Puerto pesquero y espacio mítico al mismo tiempo, la leyenda, que también habla de los guerreros de Ith navegando en barcos de cuero, sitúa en él el recuerdo de una mujer cuyo nombre forma parte del misterio
06 oct 2010 . Actualizado a las 16:02 h.Y lo cierto es que la leyenda es muy hermosa. Más hermosa, incluso, que la mayoría de las que, aun sin pretender explicar el mundo a la manera de los mitos, nos ayudan a habitarlo, a la vez que a intuir lo que no vemos. El caso es que la leyenda que habla de los orígenes de Cariño, también recogida de las fuentes orales por Esperanza Piñeiro de San Miguel y Andrés Gómez, menciona a una princesa celta, naturalmente muy rubia y muy bella, cuyo nombre no ha llegado hasta nosotros, de manera que sigue habitando el misterio.

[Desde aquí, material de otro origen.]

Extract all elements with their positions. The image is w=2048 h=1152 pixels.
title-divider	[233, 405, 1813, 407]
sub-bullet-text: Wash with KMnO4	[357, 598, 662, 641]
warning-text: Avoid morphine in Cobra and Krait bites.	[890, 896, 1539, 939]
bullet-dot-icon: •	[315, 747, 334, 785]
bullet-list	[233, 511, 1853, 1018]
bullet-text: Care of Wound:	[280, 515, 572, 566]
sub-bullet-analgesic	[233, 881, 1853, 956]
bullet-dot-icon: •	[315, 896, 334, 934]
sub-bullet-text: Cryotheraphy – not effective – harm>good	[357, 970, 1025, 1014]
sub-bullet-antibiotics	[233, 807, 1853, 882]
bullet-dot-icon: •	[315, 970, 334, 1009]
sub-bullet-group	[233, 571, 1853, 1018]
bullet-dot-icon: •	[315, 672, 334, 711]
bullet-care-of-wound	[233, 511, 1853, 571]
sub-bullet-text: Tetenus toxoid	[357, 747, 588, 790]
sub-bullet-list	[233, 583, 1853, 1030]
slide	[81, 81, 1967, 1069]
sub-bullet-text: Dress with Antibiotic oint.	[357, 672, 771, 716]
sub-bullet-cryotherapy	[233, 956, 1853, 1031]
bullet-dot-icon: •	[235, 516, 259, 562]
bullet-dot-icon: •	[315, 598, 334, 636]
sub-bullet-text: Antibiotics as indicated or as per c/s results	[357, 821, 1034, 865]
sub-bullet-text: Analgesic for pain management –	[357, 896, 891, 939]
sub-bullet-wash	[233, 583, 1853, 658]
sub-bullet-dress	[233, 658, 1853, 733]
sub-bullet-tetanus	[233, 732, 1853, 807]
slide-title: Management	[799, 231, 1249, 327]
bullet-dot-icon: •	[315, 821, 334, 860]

El caso es que la princesa falleció. Y que su padre, el señor del castro que coronaba lo que hoy es Cariño, tras darle tierra en una mámoa cercana, quedó sumido en la melancolía. Años después, los barcos de la flota de guerra de Ith, el hijo de Breogán, en la que iban ya 49 jefes celtas, hizo puerto en Cariño; y también el señor del castro se unió a ella, sin dejar de suspirar por la hija que se le había muerto. Como allí volvieron a suspirar, más tarde aún, quienes, lustros más tarde, regresaron desde lejanas islas para darle sepultura al propio Ith en su tierra. En la tierra de sus muertos. Dice la leyenda, también, que quienes aquellas aguas navegaban, en tiempos anteriores a la llegada del romano, suspirando por princesas prematuramente muertas y por reyes guerreros, gobernaban con mano firme el timón de barcos de cuero cuyas velas siempre eran de colores, quizás para que el viento las impulsase hasta Irlanda más alegremente.
Un hada providencial
Llegamos a Cariño, la cámara de bolsillo y yo, con la tarde bien avanzada. Buscando esa luz que cambia todos los colores frente al Atlántico, donde Europa comienza. Quizás por culpa de la hora, no encontramos quien pudiese recordar aún el nombre de la tan suspirada princesa celta. Pero sí encontramos, en cambio, un hada, de largos cabellos rubios ondulados a la manera de lo que puede verse en algunos cuadros de Durero. Fue ella quien nos mostró, a la cámara de bolsillo que es casi un juguete, y a mí con ella, el camino hacia el lugar en el que ese raro prodigio de la luz se repite a los ojos de los mortales; y hasta nos indicó dónde podrían vendernos un cacho de empanada cuando, por la cercanía de la noche, ya se estaban cerrando casi todas las puertas. Alta y delgada como una reina de los vikingos, protegido el cuello por un pañuelo estampado que bien podría haber servido de insignia a algún emperador de Oriente, de muy buena gana le hubiese pedido yo al hada que me dejase hacerle una foto. Pero no me atreví a pedírselo. Y ahora ustedes, claro, no me creen.